“jangan pergi,,,, aku mau ngomong hal yang sangat penting ..” ucapnya dengan suara serak.
Aku berdiri dengan ragu.
Erick mengeluarkan sesuatu dari saku celana nya. Secarik kertas putih. Dia mengulurkannya padaku. Dengan ragu aku menerimanya. Sekilas itu seperti sebuah alamat.
“itu alamat rumahku dan Laura…” dia memberitahuku.
“mas mau saya antarkan pulang…?” aku mencoba menebak.
Dia menggelengkan kepalanya. “aku ingin…. Setelah aku mati nanti… kamu pergi kesana dan memberitahu mereka..”
“saya..? tapi mas, saya ndak bisa…. Bulan depan saya akan menikah dengan Mas Arya… jadi …”
“tolong….” Dia memohon.
Aku terdiam. Tidak tau harus menjawab apa, karena aku tidak yakin bisa memenuhi permintaannya.

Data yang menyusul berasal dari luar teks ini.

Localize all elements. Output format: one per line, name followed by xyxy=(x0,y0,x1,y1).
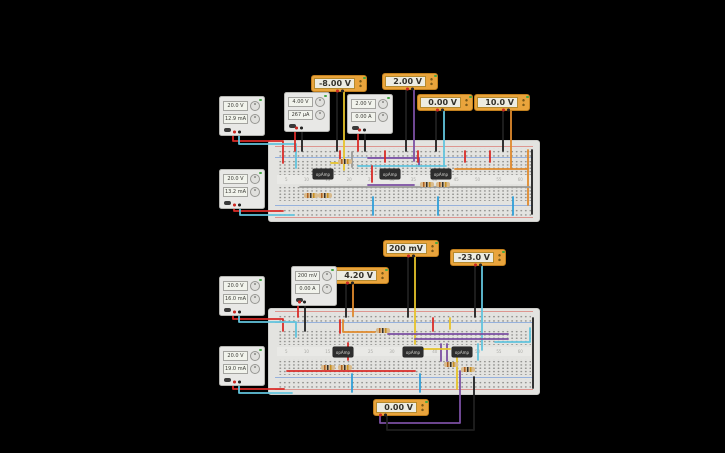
multimeter[interactable]: 0.00 V xyxy=(373,399,429,416)
psu-power-switch[interactable] xyxy=(224,378,231,382)
power-supply[interactable]: 20.0 V 16.0 mA xyxy=(219,276,265,316)
psu-voltage-value: 20.0 V xyxy=(227,283,243,289)
psu-power-switch[interactable] xyxy=(224,128,231,132)
psu-current-value: 16.0 mA xyxy=(225,296,246,302)
multimeter-mode-dial[interactable] xyxy=(379,270,386,281)
psu-voltage-knob[interactable] xyxy=(250,101,260,111)
psu-voltage-display: 2.00 V xyxy=(351,99,376,109)
psu-current-value: 267 µA xyxy=(292,112,310,118)
psu-voltage-value: 4.00 V xyxy=(292,99,308,105)
multimeter-reading: -23.0 V xyxy=(458,253,490,262)
psu-voltage-knob[interactable] xyxy=(322,271,332,281)
psu-voltage-value: 200 mV xyxy=(298,273,317,279)
psu-voltage-display: 200 mV xyxy=(295,271,320,281)
power-supply[interactable]: 20.0 V 19.0 mA xyxy=(219,346,265,386)
probe-terminals[interactable] xyxy=(378,413,388,417)
multimeter[interactable]: -8.00 V xyxy=(311,75,367,92)
multimeter-mode-dial[interactable] xyxy=(463,97,470,108)
psu-current-knob[interactable] xyxy=(250,364,260,374)
psu-current-display: 19.0 mA xyxy=(223,364,248,374)
resistor[interactable] xyxy=(461,367,475,372)
resistor[interactable] xyxy=(338,365,352,370)
psu-current-display: 12.9 mA xyxy=(223,114,248,124)
psu-voltage-value: 2.00 V xyxy=(355,101,371,107)
chip-label: opAmp xyxy=(455,350,469,355)
psu-current-value: 12.9 mA xyxy=(225,116,246,122)
psu-voltage-display: 4.00 V xyxy=(288,97,313,107)
multimeter-mode-dial[interactable] xyxy=(419,402,426,413)
chip-label: opAmp xyxy=(434,172,448,177)
resistor[interactable] xyxy=(304,193,318,198)
psu-voltage-knob[interactable] xyxy=(378,99,388,109)
psu-power-switch[interactable] xyxy=(224,308,231,312)
chip-label: opAmp xyxy=(383,172,397,177)
opamp-chip[interactable]: opAmp xyxy=(452,347,472,357)
psu-current-display: 0.00 A xyxy=(351,112,376,122)
probe-terminals[interactable] xyxy=(335,89,345,93)
psu-voltage-value: 20.0 V xyxy=(227,176,243,182)
psu-current-knob[interactable] xyxy=(378,112,388,122)
multimeter-reading: 0.00 V xyxy=(384,403,413,412)
psu-voltage-value: 20.0 V xyxy=(227,103,243,109)
opamp-chip[interactable]: opAmp xyxy=(333,347,353,357)
multimeter-reading: 200 mV xyxy=(389,244,423,253)
multimeter-reading: 2.00 V xyxy=(393,77,422,86)
chip-label: opAmp xyxy=(316,172,330,177)
power-supply[interactable]: 2.00 V 0.00 A xyxy=(347,94,393,134)
multimeter-reading: 10.0 V xyxy=(485,98,514,107)
multimeter[interactable]: 10.0 V xyxy=(474,94,530,111)
psu-voltage-value: 20.0 V xyxy=(227,353,243,359)
chip-label: opAmp xyxy=(406,350,420,355)
psu-output-terminals[interactable] xyxy=(297,300,307,304)
psu-current-value: 0.00 A xyxy=(299,286,315,292)
probe-terminals[interactable] xyxy=(473,263,483,267)
multimeter-display: 0.00 V xyxy=(376,402,417,413)
wire[interactable] xyxy=(239,314,296,337)
multimeter-mode-dial[interactable] xyxy=(357,78,364,89)
power-supply[interactable]: 20.0 V 13.2 mA xyxy=(219,169,265,209)
wire[interactable] xyxy=(239,135,296,168)
resistor[interactable] xyxy=(444,362,458,367)
multimeter-mode-dial[interactable] xyxy=(428,76,435,87)
psu-voltage-knob[interactable] xyxy=(250,174,260,184)
power-supply[interactable]: 200 mV 0.00 A xyxy=(291,266,337,306)
multimeter-mode-dial[interactable] xyxy=(429,243,436,254)
psu-voltage-knob[interactable] xyxy=(250,281,260,291)
chip-label: opAmp xyxy=(336,350,350,355)
psu-current-display: 267 µA xyxy=(288,110,313,120)
multimeter-display: 2.00 V xyxy=(385,76,426,87)
wire-layer xyxy=(0,0,725,453)
psu-current-value: 19.0 mA xyxy=(225,366,246,372)
resistor[interactable] xyxy=(420,182,434,187)
resistor[interactable] xyxy=(318,193,332,198)
psu-current-value: 13.2 mA xyxy=(225,189,246,195)
circuit-workspace: 51015202530354045505560 5101520253035404… xyxy=(0,0,725,453)
multimeter[interactable]: 0.00 V xyxy=(417,94,473,111)
multimeter-display: 0.00 V xyxy=(420,97,461,108)
power-supply[interactable]: 4.00 V 267 µA xyxy=(284,92,330,132)
power-supply[interactable]: 20.0 V 12.9 mA xyxy=(219,96,265,136)
psu-output-terminals[interactable] xyxy=(232,130,242,134)
resistor[interactable] xyxy=(376,328,390,333)
multimeter-display: -23.0 V xyxy=(453,252,494,263)
multimeter[interactable]: 2.00 V xyxy=(382,73,438,90)
psu-current-display: 13.2 mA xyxy=(223,187,248,197)
probe-terminals[interactable] xyxy=(501,108,511,112)
psu-output-terminals[interactable] xyxy=(232,310,242,314)
psu-voltage-display: 20.0 V xyxy=(223,281,248,291)
multimeter-reading: -8.00 V xyxy=(319,79,351,88)
multimeter-reading: 0.00 V xyxy=(428,98,457,107)
psu-current-display: 0.00 A xyxy=(295,284,320,294)
probe-terminals[interactable] xyxy=(435,108,445,112)
psu-power-switch[interactable] xyxy=(224,201,231,205)
wire[interactable] xyxy=(368,158,419,166)
psu-current-knob[interactable] xyxy=(250,187,260,197)
opamp-chip[interactable]: opAmp xyxy=(403,347,423,357)
psu-current-knob[interactable] xyxy=(315,110,325,120)
multimeter-display: -8.00 V xyxy=(314,78,355,89)
psu-current-display: 16.0 mA xyxy=(223,294,248,304)
multimeter-mode-dial[interactable] xyxy=(496,252,503,263)
opamp-chip[interactable]: opAmp xyxy=(380,169,400,179)
multimeter-display: 200 mV xyxy=(386,243,427,254)
multimeter-display: 10.0 V xyxy=(477,97,518,108)
psu-output-terminals[interactable] xyxy=(294,126,304,130)
resistor[interactable] xyxy=(338,159,352,164)
psu-output-terminals[interactable] xyxy=(232,203,242,207)
psu-output-terminals[interactable] xyxy=(232,380,242,384)
psu-voltage-knob[interactable] xyxy=(315,97,325,107)
psu-current-knob[interactable] xyxy=(322,284,332,294)
opamp-chip[interactable]: opAmp xyxy=(313,169,333,179)
multimeter[interactable]: -23.0 V xyxy=(450,249,506,266)
psu-current-knob[interactable] xyxy=(250,114,260,124)
psu-voltage-display: 20.0 V xyxy=(223,351,248,361)
opamp-chip[interactable]: opAmp xyxy=(431,169,451,179)
multimeter-display: 4.20 V xyxy=(336,270,377,281)
probe-terminals[interactable] xyxy=(406,254,416,258)
wire[interactable] xyxy=(343,320,375,332)
psu-voltage-knob[interactable] xyxy=(250,351,260,361)
resistor[interactable] xyxy=(436,182,450,187)
psu-current-value: 0.00 A xyxy=(355,114,371,120)
psu-voltage-display: 20.0 V xyxy=(223,101,248,111)
multimeter-reading: 4.20 V xyxy=(344,271,373,280)
probe-terminals[interactable] xyxy=(345,281,355,285)
psu-current-knob[interactable] xyxy=(250,294,260,304)
wire[interactable] xyxy=(233,133,283,163)
probe-terminals[interactable] xyxy=(405,87,415,91)
resistor[interactable] xyxy=(321,365,335,370)
multimeter[interactable]: 4.20 V xyxy=(333,267,389,284)
multimeter[interactable]: 200 mV xyxy=(383,240,439,257)
psu-voltage-display: 20.0 V xyxy=(223,174,248,184)
psu-output-terminals[interactable] xyxy=(357,128,367,132)
multimeter-mode-dial[interactable] xyxy=(520,97,527,108)
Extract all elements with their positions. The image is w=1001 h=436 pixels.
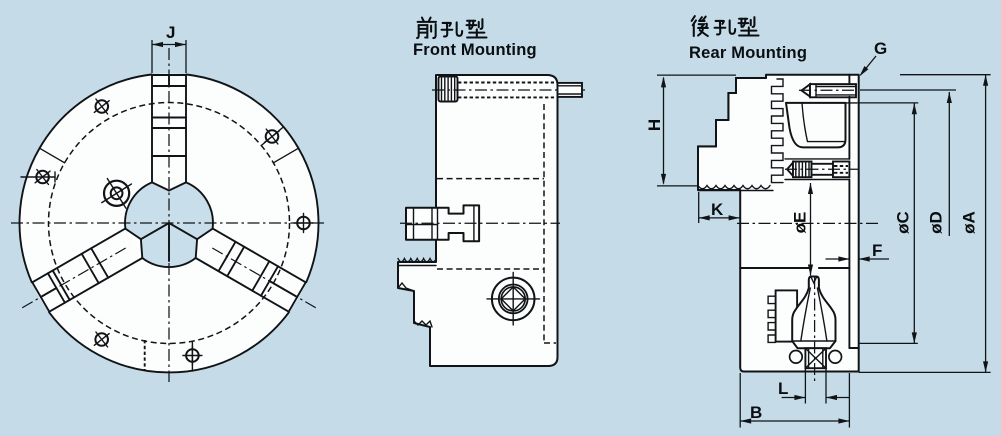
svg-text:øA: øA bbox=[960, 211, 979, 234]
svg-text:L: L bbox=[778, 379, 788, 398]
svg-text:øD: øD bbox=[927, 211, 946, 234]
svg-text:F: F bbox=[872, 241, 882, 260]
svg-text:øE: øE bbox=[791, 212, 810, 234]
svg-text:H: H bbox=[645, 119, 664, 131]
svg-text:øC: øC bbox=[894, 211, 913, 234]
svg-text:J: J bbox=[166, 23, 175, 42]
svg-text:Rear Mounting: Rear Mounting bbox=[689, 44, 807, 62]
svg-text:B: B bbox=[750, 403, 762, 422]
svg-text:G: G bbox=[874, 39, 887, 58]
svg-text:Front Mounting: Front Mounting bbox=[413, 41, 537, 59]
svg-text:K: K bbox=[711, 200, 724, 219]
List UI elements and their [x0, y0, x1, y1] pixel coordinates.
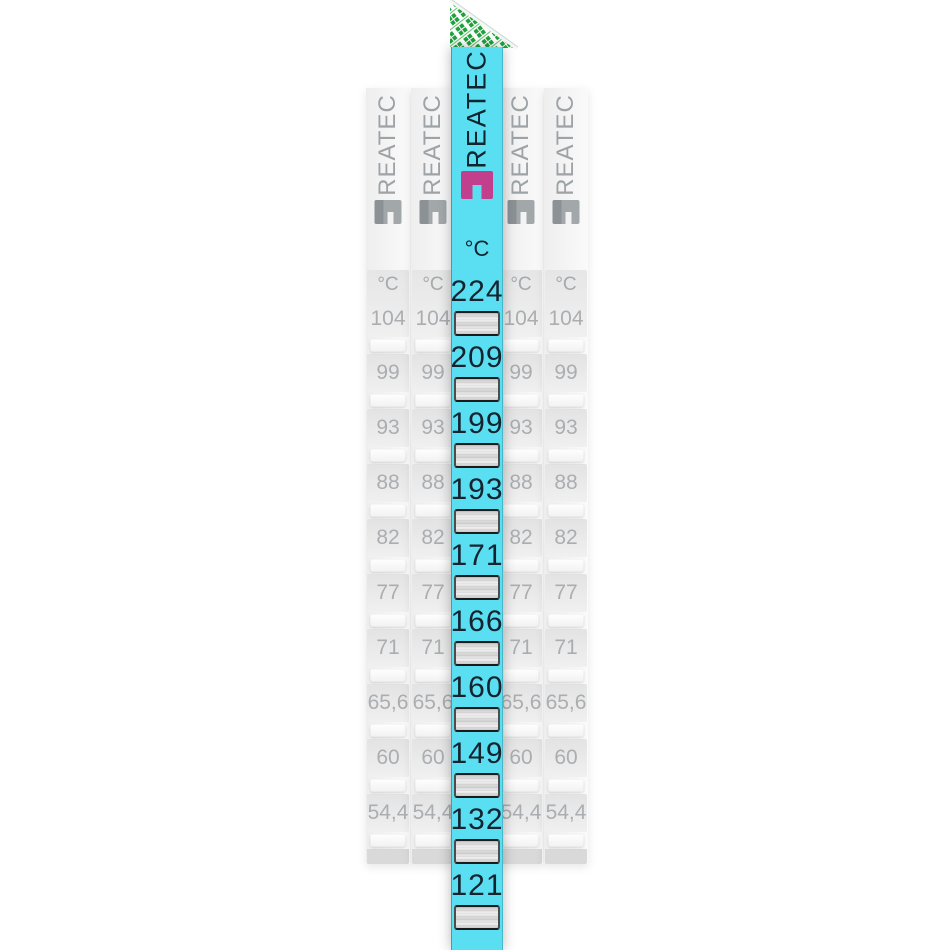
indicator-slot	[503, 669, 539, 682]
temp-value: 93	[367, 409, 409, 447]
temp-value: 71	[545, 629, 587, 667]
indicator-slot-row	[499, 722, 543, 739]
temp-value: 82	[367, 519, 409, 557]
indicator-slot-row	[499, 832, 543, 849]
temp-value: 121	[452, 866, 502, 905]
brand-logo-icon	[461, 171, 493, 199]
indicator-window	[454, 377, 500, 402]
indicator-slot	[548, 559, 584, 572]
indicator-slot-row	[366, 447, 410, 464]
indicator-slot	[415, 339, 451, 352]
indicator-slot	[503, 724, 539, 737]
brand-logo-icon	[553, 200, 580, 224]
indicator-slot	[503, 394, 539, 407]
indicator-slot	[548, 669, 584, 682]
liner-flap	[448, 0, 518, 49]
indicator-slot-row	[366, 832, 410, 849]
brand-text: REATEC	[552, 94, 580, 196]
unit-label: °C	[500, 270, 542, 300]
strip-header: REATEC	[499, 88, 543, 270]
unit-label: °C	[452, 235, 502, 263]
temp-value: 132	[452, 800, 502, 839]
indicator-window	[454, 311, 500, 336]
indicator-slot-row	[411, 722, 455, 739]
indicator-slot	[415, 669, 451, 682]
indicator-slot	[548, 779, 584, 792]
temp-value: 54,4	[545, 794, 587, 832]
temp-cell: 209	[452, 338, 502, 404]
temp-value: 166	[452, 602, 502, 641]
scale-band: °C 104	[412, 270, 454, 337]
indicator-slot	[415, 834, 451, 847]
indicator-slot-row	[366, 502, 410, 519]
indicator-slot-row	[366, 392, 410, 409]
brand-text: REATEC	[374, 94, 402, 196]
temp-value: 77	[545, 574, 587, 612]
temp-value: 224	[452, 272, 502, 311]
temp-value: 160	[452, 668, 502, 707]
indicator-slot	[415, 394, 451, 407]
temp-value: 209	[452, 338, 502, 377]
scale-band: °C 104	[500, 270, 542, 337]
indicator-slot	[503, 559, 539, 572]
temp-cell: 193	[452, 470, 502, 536]
indicator-slot-row	[366, 337, 410, 354]
temp-cell: 132	[452, 800, 502, 866]
indicator-slot	[548, 614, 584, 627]
indicator-slot-row	[544, 392, 588, 409]
temp-value: 93	[500, 409, 542, 447]
indicator-slot-row	[411, 502, 455, 519]
strip-bottom-edge	[500, 849, 542, 864]
indicator-slot-row	[366, 557, 410, 574]
temp-value: 77	[367, 574, 409, 612]
temp-cell: 149	[452, 734, 502, 800]
temp-value: 77	[500, 574, 542, 612]
brand-text: REATEC	[507, 94, 535, 196]
indicator-slot-row	[544, 502, 588, 519]
temp-value: 60	[412, 739, 454, 777]
indicator-window	[454, 641, 500, 666]
indicator-window	[454, 443, 500, 468]
temp-value: 88	[367, 464, 409, 502]
indicator-slot	[503, 339, 539, 352]
indicator-slot	[370, 339, 406, 352]
strip-bottom-edge	[367, 849, 409, 864]
indicator-slot-row	[499, 667, 543, 684]
brand-text: REATEC	[462, 49, 493, 169]
indicator-slot-row	[499, 447, 543, 464]
temp-value: 104	[367, 300, 409, 337]
indicator-slot-row	[499, 557, 543, 574]
indicator-slot-row	[544, 612, 588, 629]
indicator-slot	[370, 724, 406, 737]
indicator-window	[454, 839, 500, 864]
featured-strip: REATEC °C 224 209 199 193	[451, 0, 503, 950]
background-strip-1: REATEC °C 104 99 93 88 82 77 71 65,6 60	[366, 88, 410, 864]
temp-value: 82	[412, 519, 454, 557]
indicator-slot	[370, 779, 406, 792]
temp-cell: 166	[452, 602, 502, 668]
background-strip-2: REATEC °C 104 99 93 88 82 77 71 65,6 60	[411, 88, 455, 864]
product-photo-temperature-strips: REATEC °C 224 209 199 193	[0, 0, 950, 950]
indicator-slot	[503, 504, 539, 517]
strip-header: REATEC	[366, 88, 410, 270]
indicator-window	[454, 905, 500, 930]
indicator-slot	[503, 779, 539, 792]
indicator-slot	[415, 504, 451, 517]
indicator-slot	[548, 834, 584, 847]
temp-value: 65,6	[545, 684, 587, 722]
temp-cell: 224	[452, 272, 502, 338]
indicator-slot	[415, 614, 451, 627]
background-strip-3: REATEC °C 104 99 93 88 82 77 71 65,6 60	[499, 88, 543, 864]
indicator-slot-row	[499, 392, 543, 409]
liner-pattern-icon	[448, 0, 518, 49]
unit-label: °C	[545, 270, 587, 300]
unit-label: °C	[367, 270, 409, 300]
temp-value: 65,6	[500, 684, 542, 722]
temp-cell: 171	[452, 536, 502, 602]
indicator-window	[454, 773, 500, 798]
temp-cell: 160	[452, 668, 502, 734]
indicator-slot-row	[544, 447, 588, 464]
strip-header: REATEC	[411, 88, 455, 270]
background-strip-4: REATEC °C 104 99 93 88 82 77 71 65,6 60	[544, 88, 588, 864]
strip-bottom-edge	[545, 849, 587, 864]
indicator-slot	[370, 834, 406, 847]
brand-logo-icon	[375, 200, 402, 224]
brand-logo-icon	[508, 200, 535, 224]
indicator-slot	[548, 449, 584, 462]
indicator-window	[454, 575, 500, 600]
temp-cells: 224 209 199 193 171	[452, 272, 502, 932]
indicator-slot-row	[366, 667, 410, 684]
featured-strip-body: REATEC °C 224 209 199 193	[451, 47, 503, 950]
temp-value: 199	[452, 404, 502, 443]
temp-value: 54,4	[412, 794, 454, 832]
indicator-slot-row	[411, 832, 455, 849]
indicator-slot	[548, 724, 584, 737]
temp-value: 71	[367, 629, 409, 667]
indicator-slot	[503, 449, 539, 462]
temp-value: 99	[500, 354, 542, 392]
indicator-slot	[370, 559, 406, 572]
indicator-slot-row	[411, 337, 455, 354]
scale-band: °C 104	[545, 270, 587, 337]
temp-value: 104	[545, 300, 587, 337]
indicator-slot	[415, 449, 451, 462]
indicator-slot	[548, 394, 584, 407]
indicator-slot-row	[499, 612, 543, 629]
temp-value: 88	[545, 464, 587, 502]
temp-cell: 199	[452, 404, 502, 470]
indicator-slot	[370, 504, 406, 517]
temp-value: 60	[367, 739, 409, 777]
temp-value: 54,4	[500, 794, 542, 832]
indicator-slot	[370, 394, 406, 407]
indicator-slot	[548, 504, 584, 517]
indicator-slot-row	[544, 557, 588, 574]
temp-value: 93	[545, 409, 587, 447]
indicator-slot	[415, 779, 451, 792]
temp-value: 99	[545, 354, 587, 392]
indicator-slot-row	[411, 667, 455, 684]
brand-logo-icon	[420, 200, 447, 224]
temp-value: 99	[367, 354, 409, 392]
temp-value: 82	[545, 519, 587, 557]
temp-value: 171	[452, 536, 502, 575]
temp-value: 104	[500, 300, 542, 337]
indicator-slot-row	[411, 777, 455, 794]
temp-value: 71	[500, 629, 542, 667]
temp-value: 60	[545, 739, 587, 777]
indicator-slot-row	[411, 557, 455, 574]
temp-value: 93	[412, 409, 454, 447]
brand-text: REATEC	[419, 94, 447, 196]
unit-label: °C	[412, 270, 454, 300]
temp-value: 88	[412, 464, 454, 502]
temp-value: 65,6	[367, 684, 409, 722]
indicator-slot-row	[544, 722, 588, 739]
indicator-slot-row	[366, 612, 410, 629]
indicator-slot-row	[499, 337, 543, 354]
temp-value: 77	[412, 574, 454, 612]
strip-bottom-edge	[412, 849, 454, 864]
indicator-slot	[415, 724, 451, 737]
temp-value: 104	[412, 300, 454, 337]
indicator-slot-row	[544, 667, 588, 684]
scale-band: °C 104	[367, 270, 409, 337]
indicator-slot-row	[544, 337, 588, 354]
temp-value: 60	[500, 739, 542, 777]
temp-value: 54,4	[367, 794, 409, 832]
temp-cell: 121	[452, 866, 502, 932]
indicator-slot	[415, 559, 451, 572]
temp-value: 65,6	[412, 684, 454, 722]
indicator-slot	[370, 669, 406, 682]
indicator-slot-row	[411, 447, 455, 464]
indicator-slot-row	[544, 777, 588, 794]
temp-value: 71	[412, 629, 454, 667]
strip-header: REATEC	[544, 88, 588, 270]
temp-value: 193	[452, 470, 502, 509]
indicator-slot-row	[499, 502, 543, 519]
temp-value: 88	[500, 464, 542, 502]
indicator-slot	[370, 449, 406, 462]
indicator-slot	[548, 339, 584, 352]
temp-value: 99	[412, 354, 454, 392]
indicator-slot-row	[411, 392, 455, 409]
temp-value: 82	[500, 519, 542, 557]
indicator-slot-row	[366, 722, 410, 739]
indicator-slot-row	[544, 832, 588, 849]
indicator-slot	[503, 614, 539, 627]
indicator-slot	[370, 614, 406, 627]
temp-value: 149	[452, 734, 502, 773]
indicator-slot-row	[499, 777, 543, 794]
indicator-slot-row	[366, 777, 410, 794]
indicator-window	[454, 707, 500, 732]
indicator-slot-row	[411, 612, 455, 629]
indicator-slot	[503, 834, 539, 847]
indicator-window	[454, 509, 500, 534]
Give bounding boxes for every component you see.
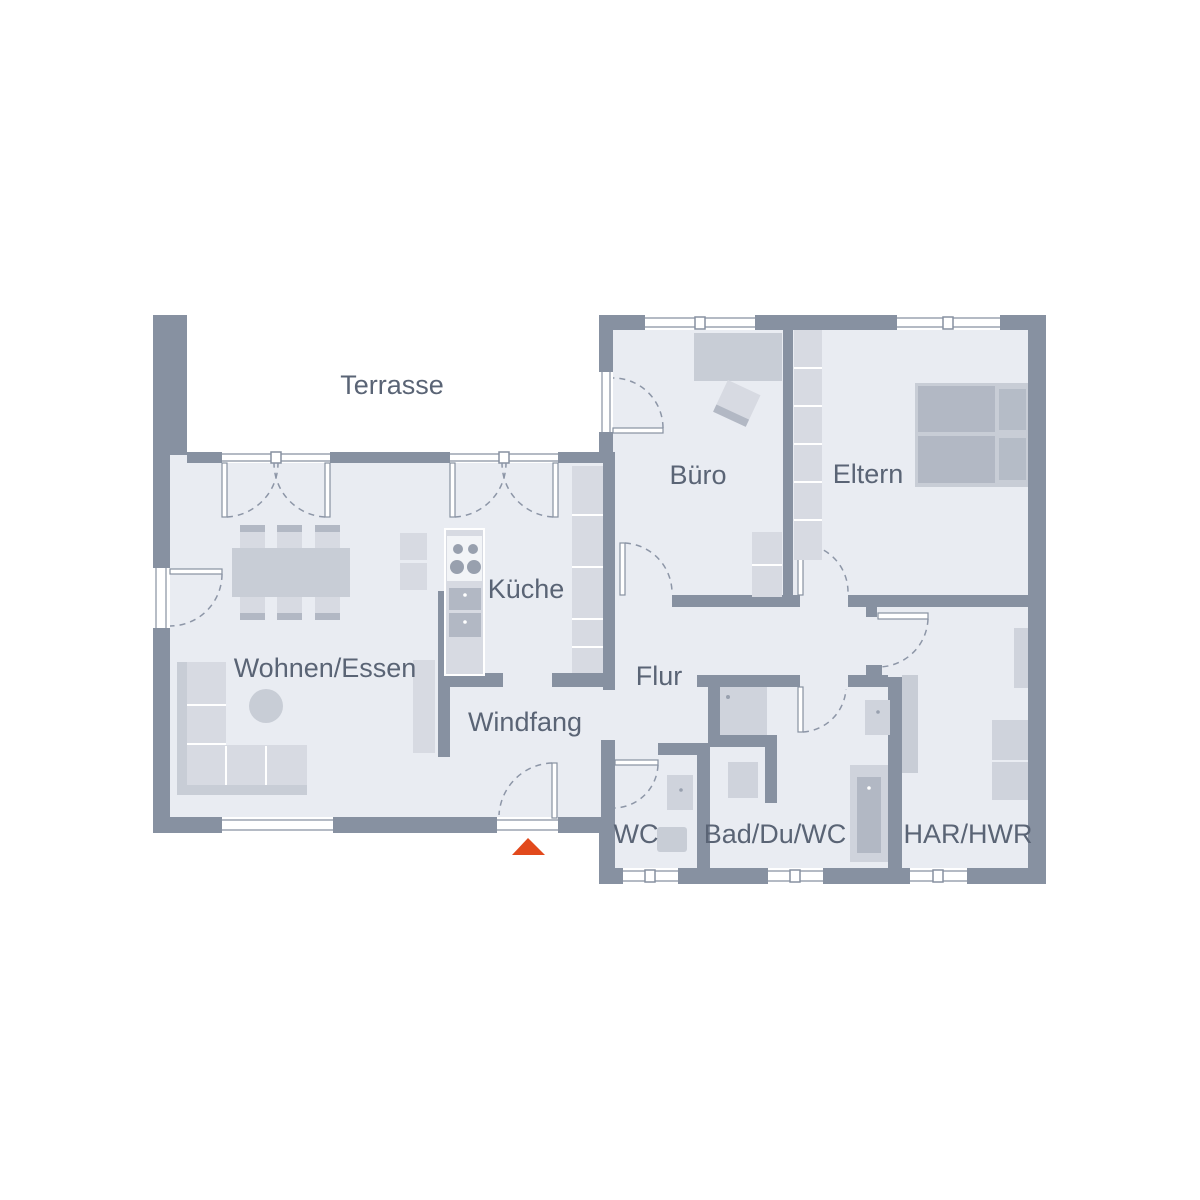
wall-segment (1028, 315, 1046, 884)
shower (720, 687, 767, 735)
window-marker (943, 317, 953, 329)
wall-segment (755, 315, 897, 330)
window-terrace-door-right (450, 452, 558, 463)
window-marker (933, 870, 943, 882)
room-label-kueche: Küche (488, 574, 565, 604)
dining-set (232, 525, 350, 620)
kitchen-sink (449, 613, 481, 637)
washbasin (728, 762, 758, 798)
washing-machine (992, 720, 1028, 760)
room-label-har-hwr: HAR/HWR (904, 819, 1033, 849)
wall-segment (599, 868, 623, 884)
wall-segment (603, 463, 615, 690)
wall-segment (866, 607, 877, 617)
room-label-flur: Flur (636, 661, 683, 691)
wall-segment (153, 315, 187, 455)
wall-segment (697, 743, 710, 868)
room-label-eltern: Eltern (833, 459, 904, 489)
wall-segment (848, 595, 1028, 607)
kitchen-cabinet (400, 533, 427, 560)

“dan kalau nanti disana kamu bertemu dengan Laura…” dia menatap wajahku lekat. “tolong katakana padanya….. aku sayang banget sama dia… bahkan lebih dari yang dia pikir …” air matanya menetes lagi saat mengatakan itu. “aku yakin suatu hari nanti dia pasti bahagia…… tapi… katakana padanya… jangan lupakan aku…” suaranya semakin parau…. Dia menangis…. Terisak dengan bahu berguncang-guncang karena kesedihan. Tanpa sadar aku ikut menangis bersamanya. Seolah-olah bisa merasakan penderitaan yang sedang dialami nya.
Tiba-tiba seseorang masuk kedalam kamar sempit itu. Dia Arya, calon suamiku. Dia menatap kami berdua tapi tidak bertanya tentang tangisan kami. Dia berpaling padaku.